Human Rights in the Philippines: A Brief History
Human Rights in the Philippines, or the absence of these rights, are better understood through the prism of colonialism. Over the last 400 years the Filipino people have suffered under first 330 years of Spanish colonialism and then a further 45 years of American rule. Under Spanish colonialism, many nationalists were killed simply for advocating independence. The Spanish period was followed by a particularly brutal period of “pacification” when hundreds of thousands of Filipinos were killed resisting integration into the new American Empire.
Following “independence” from the United States in 1945, the Philippines served as a testing ground for counter-insurgency operation. Throughout the 1950s US advisors assisted the now independent Armed Forces of the Philippines (AFP) with counter-insurgency operations.
With the declaration of Martial Law in 1972, human rights violations were institutionalised as an integral element of the political control strategy of the Marcos dictatorship.

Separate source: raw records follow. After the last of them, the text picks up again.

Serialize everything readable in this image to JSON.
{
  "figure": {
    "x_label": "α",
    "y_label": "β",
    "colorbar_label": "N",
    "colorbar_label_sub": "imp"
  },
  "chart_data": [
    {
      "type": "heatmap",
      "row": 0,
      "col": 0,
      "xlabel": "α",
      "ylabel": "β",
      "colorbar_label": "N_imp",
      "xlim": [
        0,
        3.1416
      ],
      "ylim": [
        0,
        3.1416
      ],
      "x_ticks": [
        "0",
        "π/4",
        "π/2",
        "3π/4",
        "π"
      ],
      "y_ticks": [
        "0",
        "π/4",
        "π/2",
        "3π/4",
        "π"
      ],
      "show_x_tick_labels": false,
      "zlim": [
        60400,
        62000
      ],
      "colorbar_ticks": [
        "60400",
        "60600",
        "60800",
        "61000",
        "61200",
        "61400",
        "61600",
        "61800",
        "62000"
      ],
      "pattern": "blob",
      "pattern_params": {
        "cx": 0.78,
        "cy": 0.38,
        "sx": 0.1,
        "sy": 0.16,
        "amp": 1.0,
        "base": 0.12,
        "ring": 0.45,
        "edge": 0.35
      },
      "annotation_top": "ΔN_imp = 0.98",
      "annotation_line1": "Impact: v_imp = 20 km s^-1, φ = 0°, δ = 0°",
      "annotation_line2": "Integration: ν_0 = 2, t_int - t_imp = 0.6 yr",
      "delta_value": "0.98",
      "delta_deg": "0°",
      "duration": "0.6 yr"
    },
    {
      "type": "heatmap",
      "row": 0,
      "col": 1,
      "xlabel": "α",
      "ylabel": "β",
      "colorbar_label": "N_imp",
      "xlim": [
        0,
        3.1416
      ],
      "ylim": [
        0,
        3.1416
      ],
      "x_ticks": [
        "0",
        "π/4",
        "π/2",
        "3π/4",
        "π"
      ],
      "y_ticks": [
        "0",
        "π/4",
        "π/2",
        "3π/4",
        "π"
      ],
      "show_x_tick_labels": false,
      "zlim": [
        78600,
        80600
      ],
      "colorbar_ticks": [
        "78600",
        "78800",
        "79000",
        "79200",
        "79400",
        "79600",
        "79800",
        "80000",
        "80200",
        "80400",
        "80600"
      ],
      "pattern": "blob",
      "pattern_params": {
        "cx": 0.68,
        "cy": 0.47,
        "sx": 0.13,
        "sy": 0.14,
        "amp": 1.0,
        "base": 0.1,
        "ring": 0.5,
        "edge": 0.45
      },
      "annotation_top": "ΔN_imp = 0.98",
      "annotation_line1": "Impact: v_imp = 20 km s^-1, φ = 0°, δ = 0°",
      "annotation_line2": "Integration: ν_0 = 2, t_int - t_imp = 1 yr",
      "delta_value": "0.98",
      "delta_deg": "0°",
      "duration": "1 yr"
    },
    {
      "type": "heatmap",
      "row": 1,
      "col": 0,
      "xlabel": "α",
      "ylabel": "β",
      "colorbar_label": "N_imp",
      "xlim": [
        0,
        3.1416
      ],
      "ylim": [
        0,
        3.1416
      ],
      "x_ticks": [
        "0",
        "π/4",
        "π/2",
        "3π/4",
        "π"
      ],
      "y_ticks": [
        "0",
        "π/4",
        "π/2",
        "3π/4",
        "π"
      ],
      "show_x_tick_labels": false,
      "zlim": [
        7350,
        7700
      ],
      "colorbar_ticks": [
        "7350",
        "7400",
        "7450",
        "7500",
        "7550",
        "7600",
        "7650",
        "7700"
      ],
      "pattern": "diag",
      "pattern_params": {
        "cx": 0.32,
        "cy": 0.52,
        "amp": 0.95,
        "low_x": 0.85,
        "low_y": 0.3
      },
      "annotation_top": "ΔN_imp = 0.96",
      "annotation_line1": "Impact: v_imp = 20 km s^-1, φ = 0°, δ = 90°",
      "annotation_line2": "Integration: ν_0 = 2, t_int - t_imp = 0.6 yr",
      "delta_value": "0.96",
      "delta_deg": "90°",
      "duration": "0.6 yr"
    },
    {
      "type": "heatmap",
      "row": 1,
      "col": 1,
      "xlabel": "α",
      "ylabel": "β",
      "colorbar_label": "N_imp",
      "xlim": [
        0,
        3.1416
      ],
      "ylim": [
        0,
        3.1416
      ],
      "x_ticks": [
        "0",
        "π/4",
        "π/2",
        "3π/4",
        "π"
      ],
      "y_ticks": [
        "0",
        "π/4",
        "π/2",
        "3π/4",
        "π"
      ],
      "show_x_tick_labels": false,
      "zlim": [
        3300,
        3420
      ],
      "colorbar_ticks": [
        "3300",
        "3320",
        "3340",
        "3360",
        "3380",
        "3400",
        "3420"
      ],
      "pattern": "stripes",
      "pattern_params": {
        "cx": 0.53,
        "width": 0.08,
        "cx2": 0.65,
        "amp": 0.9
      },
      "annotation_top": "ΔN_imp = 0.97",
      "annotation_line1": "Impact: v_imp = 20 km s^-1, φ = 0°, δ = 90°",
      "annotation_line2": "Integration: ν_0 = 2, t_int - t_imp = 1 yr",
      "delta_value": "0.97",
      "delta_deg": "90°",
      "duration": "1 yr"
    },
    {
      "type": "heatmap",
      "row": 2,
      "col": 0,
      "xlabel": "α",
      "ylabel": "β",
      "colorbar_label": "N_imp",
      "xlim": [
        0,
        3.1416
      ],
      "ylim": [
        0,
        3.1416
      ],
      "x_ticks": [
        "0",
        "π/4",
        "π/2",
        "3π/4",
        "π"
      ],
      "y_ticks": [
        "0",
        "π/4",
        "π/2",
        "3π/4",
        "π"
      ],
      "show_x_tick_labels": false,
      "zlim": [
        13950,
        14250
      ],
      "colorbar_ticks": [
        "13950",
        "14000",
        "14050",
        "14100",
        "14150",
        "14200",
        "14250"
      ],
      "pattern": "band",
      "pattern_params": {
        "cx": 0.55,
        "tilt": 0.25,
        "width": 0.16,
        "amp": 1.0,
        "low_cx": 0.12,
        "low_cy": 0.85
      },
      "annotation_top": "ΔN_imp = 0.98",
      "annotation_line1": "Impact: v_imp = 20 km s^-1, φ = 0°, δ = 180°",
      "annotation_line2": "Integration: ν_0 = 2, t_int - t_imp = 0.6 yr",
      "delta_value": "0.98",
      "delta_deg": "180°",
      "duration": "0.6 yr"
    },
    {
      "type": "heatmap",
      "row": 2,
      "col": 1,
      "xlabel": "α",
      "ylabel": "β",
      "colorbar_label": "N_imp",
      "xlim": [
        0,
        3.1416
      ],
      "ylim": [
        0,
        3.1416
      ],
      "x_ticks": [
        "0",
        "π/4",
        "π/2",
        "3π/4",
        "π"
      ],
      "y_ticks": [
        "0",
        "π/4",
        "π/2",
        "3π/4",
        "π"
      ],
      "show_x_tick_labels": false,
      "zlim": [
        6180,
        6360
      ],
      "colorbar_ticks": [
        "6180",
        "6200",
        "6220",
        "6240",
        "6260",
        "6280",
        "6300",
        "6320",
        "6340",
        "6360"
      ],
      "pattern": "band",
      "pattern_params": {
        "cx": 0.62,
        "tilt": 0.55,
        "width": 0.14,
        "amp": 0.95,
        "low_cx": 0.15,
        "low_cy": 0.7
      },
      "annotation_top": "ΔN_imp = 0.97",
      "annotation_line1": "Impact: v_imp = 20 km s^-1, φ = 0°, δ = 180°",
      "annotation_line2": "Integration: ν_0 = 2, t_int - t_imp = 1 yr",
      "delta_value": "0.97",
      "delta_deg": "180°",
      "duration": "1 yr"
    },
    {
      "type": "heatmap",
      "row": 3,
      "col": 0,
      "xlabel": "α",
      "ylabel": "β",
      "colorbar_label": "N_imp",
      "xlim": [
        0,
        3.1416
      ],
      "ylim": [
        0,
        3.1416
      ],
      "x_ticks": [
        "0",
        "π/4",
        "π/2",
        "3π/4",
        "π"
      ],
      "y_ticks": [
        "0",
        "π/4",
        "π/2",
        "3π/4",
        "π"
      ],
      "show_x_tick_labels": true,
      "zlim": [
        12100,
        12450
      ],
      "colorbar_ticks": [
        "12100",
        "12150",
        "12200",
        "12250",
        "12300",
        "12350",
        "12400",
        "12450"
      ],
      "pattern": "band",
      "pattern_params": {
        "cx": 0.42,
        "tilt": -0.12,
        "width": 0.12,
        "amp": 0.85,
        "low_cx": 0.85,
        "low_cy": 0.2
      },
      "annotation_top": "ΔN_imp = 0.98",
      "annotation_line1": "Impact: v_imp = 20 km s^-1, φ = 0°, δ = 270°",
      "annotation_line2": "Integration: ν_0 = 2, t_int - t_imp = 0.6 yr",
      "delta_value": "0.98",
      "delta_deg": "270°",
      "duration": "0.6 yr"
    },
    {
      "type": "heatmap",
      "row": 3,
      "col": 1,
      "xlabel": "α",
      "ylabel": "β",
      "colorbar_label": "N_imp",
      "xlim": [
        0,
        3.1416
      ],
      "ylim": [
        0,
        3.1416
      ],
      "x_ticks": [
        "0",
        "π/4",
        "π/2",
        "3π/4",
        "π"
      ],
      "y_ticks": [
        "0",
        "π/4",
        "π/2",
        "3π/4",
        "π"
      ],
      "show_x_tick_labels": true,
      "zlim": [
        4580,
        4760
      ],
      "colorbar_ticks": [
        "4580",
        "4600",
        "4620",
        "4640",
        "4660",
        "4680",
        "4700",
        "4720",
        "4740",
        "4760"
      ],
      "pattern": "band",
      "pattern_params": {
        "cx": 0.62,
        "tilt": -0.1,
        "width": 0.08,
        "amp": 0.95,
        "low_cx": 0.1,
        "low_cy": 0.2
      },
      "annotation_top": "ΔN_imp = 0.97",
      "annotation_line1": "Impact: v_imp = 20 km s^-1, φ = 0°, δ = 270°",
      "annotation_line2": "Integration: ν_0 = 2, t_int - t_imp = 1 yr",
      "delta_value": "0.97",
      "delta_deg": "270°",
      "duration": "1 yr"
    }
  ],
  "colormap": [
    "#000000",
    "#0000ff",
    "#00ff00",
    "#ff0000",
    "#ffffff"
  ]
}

Unlawful arrest, political detention and summary execution became standard practices for the AFP in their struggle against popular democratic forces.
The end of the Marcos dictatorship in the mid-1980s however did not put an end to human rights violations. Under Aquino, new political detainees again begin to fill the jails. In addition, military operation intensified creating tens of thousands of internal refugees throughout the country, in the late 1980s. On another ominous note, extra-judicial killing continued and leading activists were assassinated by military elements under the Aquino Presidency.
During successive regimes in the 1990’s human rights violations continued to be a problem but on a reduced level. This changed dramatically with the 1998 declaration of War against the Moro peoples in Mindanao-Sulu by the Estrada government. This launched another wave of internal refugees and witnessed massive violations of the rights of Moro peoples through arbitrary arrests, political detention, and extra-judicial killings.
These phenomenon have become more widespread since Gloria Macapagal-Arroyo came to power. As the army pursues more vigorous counter-insurgency, human rights have become the first casualty (under the guise of the “war on terror”). Members of legal political organizations such as Bayan, Bayan Muna and the human rights group Karapatan have been targeted for arrest and in some instances summary execution.